Я развернулась и вышла. Пусть считает, что ее последние слова меня тронули — я же пока постараюсь, если смогу, конечно, выяснить, кто меня оговорил и, главное, для чего. Какая-то цель у него была, и пока у меня было одно объяснение: доктор сам так решил в надежде, что барышня достанет из-под матраса двадцать грошей. Так уже было? Судя по реакции Степаниды, или я прочие разы молчала, или действительно лупила ее, или дела доктора так плохи, что он решил поискать новый источник дохода.

Коридорчик был темный, в конце него кто-то стоял. Я чуть прищурилась — Лука? Нет, не Лука. Молодой еще мужик, лет тридцати, плечистый, с окладистой бородой, впрочем, борода тут была приметой времени и сословия.

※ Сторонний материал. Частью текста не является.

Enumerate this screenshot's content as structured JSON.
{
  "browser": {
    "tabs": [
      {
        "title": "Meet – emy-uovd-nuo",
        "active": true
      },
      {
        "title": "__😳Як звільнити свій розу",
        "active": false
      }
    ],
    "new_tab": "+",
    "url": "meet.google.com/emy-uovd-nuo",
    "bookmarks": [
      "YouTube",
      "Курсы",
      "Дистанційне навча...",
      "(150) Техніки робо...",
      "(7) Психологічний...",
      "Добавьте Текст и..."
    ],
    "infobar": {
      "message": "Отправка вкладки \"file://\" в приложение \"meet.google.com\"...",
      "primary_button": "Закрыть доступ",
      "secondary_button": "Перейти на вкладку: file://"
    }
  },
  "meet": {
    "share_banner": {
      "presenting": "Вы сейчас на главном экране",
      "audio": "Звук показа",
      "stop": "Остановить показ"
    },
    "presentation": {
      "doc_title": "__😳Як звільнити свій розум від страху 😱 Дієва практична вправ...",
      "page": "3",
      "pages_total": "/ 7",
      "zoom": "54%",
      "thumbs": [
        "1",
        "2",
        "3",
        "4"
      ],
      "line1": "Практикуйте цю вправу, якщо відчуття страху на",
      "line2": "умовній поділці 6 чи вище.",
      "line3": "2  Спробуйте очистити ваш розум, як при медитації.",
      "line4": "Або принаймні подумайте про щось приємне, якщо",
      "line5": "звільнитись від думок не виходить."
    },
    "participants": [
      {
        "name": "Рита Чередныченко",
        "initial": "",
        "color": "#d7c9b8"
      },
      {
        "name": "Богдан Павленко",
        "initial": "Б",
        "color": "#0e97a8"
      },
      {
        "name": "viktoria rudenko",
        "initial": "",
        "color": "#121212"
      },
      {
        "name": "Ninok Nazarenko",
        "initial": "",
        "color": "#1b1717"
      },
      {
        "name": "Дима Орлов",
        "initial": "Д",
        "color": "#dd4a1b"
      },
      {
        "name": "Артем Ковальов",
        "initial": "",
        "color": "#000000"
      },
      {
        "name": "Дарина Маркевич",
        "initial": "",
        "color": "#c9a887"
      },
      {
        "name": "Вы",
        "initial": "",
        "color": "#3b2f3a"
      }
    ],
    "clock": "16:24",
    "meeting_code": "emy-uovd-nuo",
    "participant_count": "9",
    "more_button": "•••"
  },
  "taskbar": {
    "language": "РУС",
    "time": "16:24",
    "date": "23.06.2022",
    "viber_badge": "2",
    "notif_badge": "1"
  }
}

— Тебе чего? — я вскинула голову. Егор? Пришел за женой? Стоит и мнется.

— Барышня, вы Егора в солдаты продать хотите? — не дожидаясь, пока я подойду, на выдохе начал мужик. — Я пойду, продайте меня. Мочи моей нет больше.

— Что это? — Легкая нервозность моментально прошла, как только я поняла, что это не буйный муж. — Пахать да сеять мочи нет?

Мужик нависал надо мной, картинно несчастный. Мне показалось, от него даже пахло чем-то вроде дрянной браги. Я поморщилась.

— Если ведана смерть, так пускай, — сплеча рубанул мужик. — А то вы сами не знаете. Авдотья сказала, вы чуть к Пресветлому престолу ночью не предстали, я вон чуть не потонул. Не могу ждать, — и он ударил себя в грудь кулаком. Или они здесь все нездорово эмоциональны, или он и в самом деле в отчаянии. Федот, раз он чуть не утонул — это Федот.

— Глупости не болтай, — осекла я. — Мало мне — бабы-дуры, так ты еще. Иди работай.

Я махнула рукой — дай пройти. Федот посторонился, но горячо зашептал мне вслед:

— Продайте, барышня. Жизнь не мила. Кабы, как я говорил, назад не повернули, так могли бы ведьмину слову сил не давать.

— Что?..

Федот посмотрел на меня так, словно обвинял в чем-то серьезном.

— Дак как же, барышня. Ежели ведьмину слову как есть не последовать, можно силу ему не дать. Так-то оно как бабка надвое скажет, то ли исполнится, то ли нет, а вы мне — поворачивай, поворачивай. Приказали, а мужику-то барышне перечить негоже.

Я перестала что-либо понимать.

— Я воды наглоталась, Федот. Плохо помню, что было, не понимаю, о чем ты. — И умерь пыл, неприятно. — Куда поворачивай, что я тебе приказала?

Федот вздохнул. Если он и не поверил, то возражать и сейчас не осмелился.

— Ох, барышня, лучше бы мне молчать тогда, — с болью проговорил он. — Мы же с вами, как в лесок въехали, Моревну клятую видели. А она нам — коли не повернете, мертвыми быть. Вы и испужались, руками на нее замахали и мне сказали немедля домой вертаться. А как въехали на мост, тут-то он и не выдержал. Только ежели вы не помните, не стоило мне говорить, тоска будет, как и моя, вас-то вон, помнить такую страсть Преблагой отвел…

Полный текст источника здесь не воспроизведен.